One of the biggest challenges in CMT1A research is that the disease progresses slowly. This makes it difficult to measure change over short periods, creating a major hurdle for clinical trials. Most trials rely on functional assessments like the CMT Examination Score (CMTES) to determine whether a treatment works, which might not be sensitive enough to show changes in a short period.

Professor Reilly and colleagues show that MRI fat fraction analysis, which measures how much muscle is replaced by fat as muscles weaken and atrophy over time, could provide a more sensitive way to track disease progression.

The study found that:

  • Muscle fat increased steadily in people with CMT1A over four years, while healthy controls had little to no change.
  • Changes in MRI at just 12 months correlated with clinical decline over four years, showing that MRI can detect disease progression much earlier than traditional measures.
  • These findings suggest that MRI could be a valuable tool for measuring disease progression in shorter timeframes, making it useful for clinical trials.

How Can MRI Speed Up Clinical Trials?

The study also found that not all CMT1A patients experience muscle fat accumulation at the same rate as muscles weaken from the effects of CMT. This is important for clinical trials because it helps researchers understand where disease progression is most measurable.

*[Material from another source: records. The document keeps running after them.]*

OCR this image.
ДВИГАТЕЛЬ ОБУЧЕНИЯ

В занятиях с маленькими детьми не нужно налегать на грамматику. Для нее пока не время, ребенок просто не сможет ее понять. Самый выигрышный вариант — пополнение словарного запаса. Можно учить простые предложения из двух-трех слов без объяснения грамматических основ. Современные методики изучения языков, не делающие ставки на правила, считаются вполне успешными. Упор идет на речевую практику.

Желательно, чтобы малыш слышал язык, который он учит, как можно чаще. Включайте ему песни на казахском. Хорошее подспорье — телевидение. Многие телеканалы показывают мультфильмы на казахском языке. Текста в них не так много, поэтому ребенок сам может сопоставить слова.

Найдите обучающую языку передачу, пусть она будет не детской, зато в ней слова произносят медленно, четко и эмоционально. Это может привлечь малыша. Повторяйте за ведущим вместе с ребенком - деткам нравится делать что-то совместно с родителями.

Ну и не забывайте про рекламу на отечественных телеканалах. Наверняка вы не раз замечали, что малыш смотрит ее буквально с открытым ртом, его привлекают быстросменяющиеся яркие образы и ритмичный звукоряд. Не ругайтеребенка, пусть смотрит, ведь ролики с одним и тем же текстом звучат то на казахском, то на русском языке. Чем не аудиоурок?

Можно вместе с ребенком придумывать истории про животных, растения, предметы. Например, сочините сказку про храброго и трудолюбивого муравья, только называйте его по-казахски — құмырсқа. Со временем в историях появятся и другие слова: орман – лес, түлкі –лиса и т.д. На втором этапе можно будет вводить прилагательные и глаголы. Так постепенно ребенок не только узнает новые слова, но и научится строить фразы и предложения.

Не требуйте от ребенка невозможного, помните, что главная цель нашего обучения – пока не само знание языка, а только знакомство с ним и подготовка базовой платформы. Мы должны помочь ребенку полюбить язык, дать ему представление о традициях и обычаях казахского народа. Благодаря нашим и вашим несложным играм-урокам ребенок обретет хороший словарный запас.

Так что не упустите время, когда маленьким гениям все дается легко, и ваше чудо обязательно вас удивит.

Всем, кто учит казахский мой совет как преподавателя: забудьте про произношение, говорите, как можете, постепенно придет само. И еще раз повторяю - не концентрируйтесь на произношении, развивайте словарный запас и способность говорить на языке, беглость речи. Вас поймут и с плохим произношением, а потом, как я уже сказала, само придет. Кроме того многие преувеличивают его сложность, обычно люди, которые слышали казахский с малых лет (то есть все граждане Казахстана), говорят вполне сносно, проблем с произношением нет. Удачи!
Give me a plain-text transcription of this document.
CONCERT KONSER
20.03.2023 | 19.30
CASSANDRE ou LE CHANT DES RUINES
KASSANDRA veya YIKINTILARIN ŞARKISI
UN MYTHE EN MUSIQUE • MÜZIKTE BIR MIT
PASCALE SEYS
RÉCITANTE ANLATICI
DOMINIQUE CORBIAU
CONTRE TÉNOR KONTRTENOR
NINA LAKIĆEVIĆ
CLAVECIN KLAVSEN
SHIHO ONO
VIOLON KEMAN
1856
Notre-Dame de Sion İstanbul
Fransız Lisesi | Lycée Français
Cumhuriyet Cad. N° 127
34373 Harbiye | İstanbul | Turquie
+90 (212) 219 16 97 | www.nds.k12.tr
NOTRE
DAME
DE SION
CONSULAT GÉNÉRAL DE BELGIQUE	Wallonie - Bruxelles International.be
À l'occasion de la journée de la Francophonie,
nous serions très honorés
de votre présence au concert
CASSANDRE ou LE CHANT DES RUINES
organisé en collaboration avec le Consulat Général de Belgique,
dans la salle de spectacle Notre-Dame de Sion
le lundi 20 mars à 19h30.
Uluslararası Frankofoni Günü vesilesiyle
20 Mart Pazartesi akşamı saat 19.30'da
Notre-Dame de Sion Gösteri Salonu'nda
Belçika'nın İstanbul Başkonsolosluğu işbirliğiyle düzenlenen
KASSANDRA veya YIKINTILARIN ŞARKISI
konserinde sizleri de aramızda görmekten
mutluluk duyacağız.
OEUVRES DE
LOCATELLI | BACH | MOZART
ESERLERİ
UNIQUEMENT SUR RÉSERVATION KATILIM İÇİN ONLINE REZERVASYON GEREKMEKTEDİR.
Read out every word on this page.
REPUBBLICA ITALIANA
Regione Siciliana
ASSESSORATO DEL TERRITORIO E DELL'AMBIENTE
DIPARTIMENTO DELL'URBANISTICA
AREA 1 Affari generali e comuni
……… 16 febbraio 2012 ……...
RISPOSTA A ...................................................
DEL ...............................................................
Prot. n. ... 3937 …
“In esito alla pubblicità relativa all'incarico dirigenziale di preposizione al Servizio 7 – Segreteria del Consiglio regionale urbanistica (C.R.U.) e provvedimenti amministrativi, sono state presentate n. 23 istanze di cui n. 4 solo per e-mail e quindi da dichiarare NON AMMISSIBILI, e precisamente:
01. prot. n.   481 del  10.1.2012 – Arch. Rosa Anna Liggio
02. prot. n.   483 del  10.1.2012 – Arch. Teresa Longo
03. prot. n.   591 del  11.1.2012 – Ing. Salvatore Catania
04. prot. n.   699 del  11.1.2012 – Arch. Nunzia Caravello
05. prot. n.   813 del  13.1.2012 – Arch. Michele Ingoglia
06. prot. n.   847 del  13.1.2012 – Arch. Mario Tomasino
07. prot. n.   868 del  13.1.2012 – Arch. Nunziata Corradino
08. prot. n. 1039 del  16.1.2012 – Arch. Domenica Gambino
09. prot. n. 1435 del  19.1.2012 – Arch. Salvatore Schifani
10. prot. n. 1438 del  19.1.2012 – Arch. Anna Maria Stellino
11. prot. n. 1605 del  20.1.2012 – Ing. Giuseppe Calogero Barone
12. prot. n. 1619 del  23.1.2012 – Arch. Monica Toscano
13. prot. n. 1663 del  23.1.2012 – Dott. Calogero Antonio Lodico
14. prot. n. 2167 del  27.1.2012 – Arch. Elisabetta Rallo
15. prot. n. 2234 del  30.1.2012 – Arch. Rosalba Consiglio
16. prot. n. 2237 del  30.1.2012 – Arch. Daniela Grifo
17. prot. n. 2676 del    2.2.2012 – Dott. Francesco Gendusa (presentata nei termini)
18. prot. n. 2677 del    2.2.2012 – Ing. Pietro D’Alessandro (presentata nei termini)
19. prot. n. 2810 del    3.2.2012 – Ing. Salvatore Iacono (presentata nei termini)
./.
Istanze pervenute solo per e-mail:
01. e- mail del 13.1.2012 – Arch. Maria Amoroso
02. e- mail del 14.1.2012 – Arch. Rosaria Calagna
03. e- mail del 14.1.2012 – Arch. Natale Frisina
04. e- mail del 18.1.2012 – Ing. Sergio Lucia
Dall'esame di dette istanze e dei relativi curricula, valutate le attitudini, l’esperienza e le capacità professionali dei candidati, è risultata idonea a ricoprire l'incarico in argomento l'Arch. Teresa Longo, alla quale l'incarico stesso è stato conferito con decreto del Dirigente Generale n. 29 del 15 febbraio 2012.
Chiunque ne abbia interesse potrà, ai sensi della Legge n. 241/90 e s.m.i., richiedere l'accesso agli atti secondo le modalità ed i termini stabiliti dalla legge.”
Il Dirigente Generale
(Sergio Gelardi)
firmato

  • People with moderate muscle fat at the start of the study (5–70 percent) showed the most change over time.
  • People with very advanced CMT (more than 70 percent fat in their muscles) had little additional fat accumulation, meaning MRI was less useful for tracking progression in these cases.

These findings suggest that MRI could help researchers design more efficient clinical trials by identifying where disease progression is most measurable. A clearer understanding of how CMT1A progresses in different individuals may lead to better trial designs, improving the chances of detecting treatment effects.

A Potential New Biomarker for CMT1A

Professor Reilly and her team’s findings support MRI as a possible new biomarker for measuring disease progression in CMT1A.

This could:

  • Provide a more accurate way to track CMT1A progression
  • Make clinical trials faster and require fewer participants
  • Help researchers evaluate potential treatments more efficiently

While more research is needed, ongoing studies like the CMTA-supported ACT-CMT extension study will help confirm these findings. If validated, MRI could become a key tool for testing future treatments for CMT1A.

Looking Ahead: What This Means for the CMT Community

Professor Reilly and colleagues emphasize that MRI technology can potentially transform how CMT1A research is conducted. MRI could help bring new potential treatments to clinical trials sooner and, ultimately, to the community by providing a faster, more precise way to measure disease progression.

Professor Reilly’s paper is published in Annals of Clinical and Translational Neurology, where you can read it in its entirety.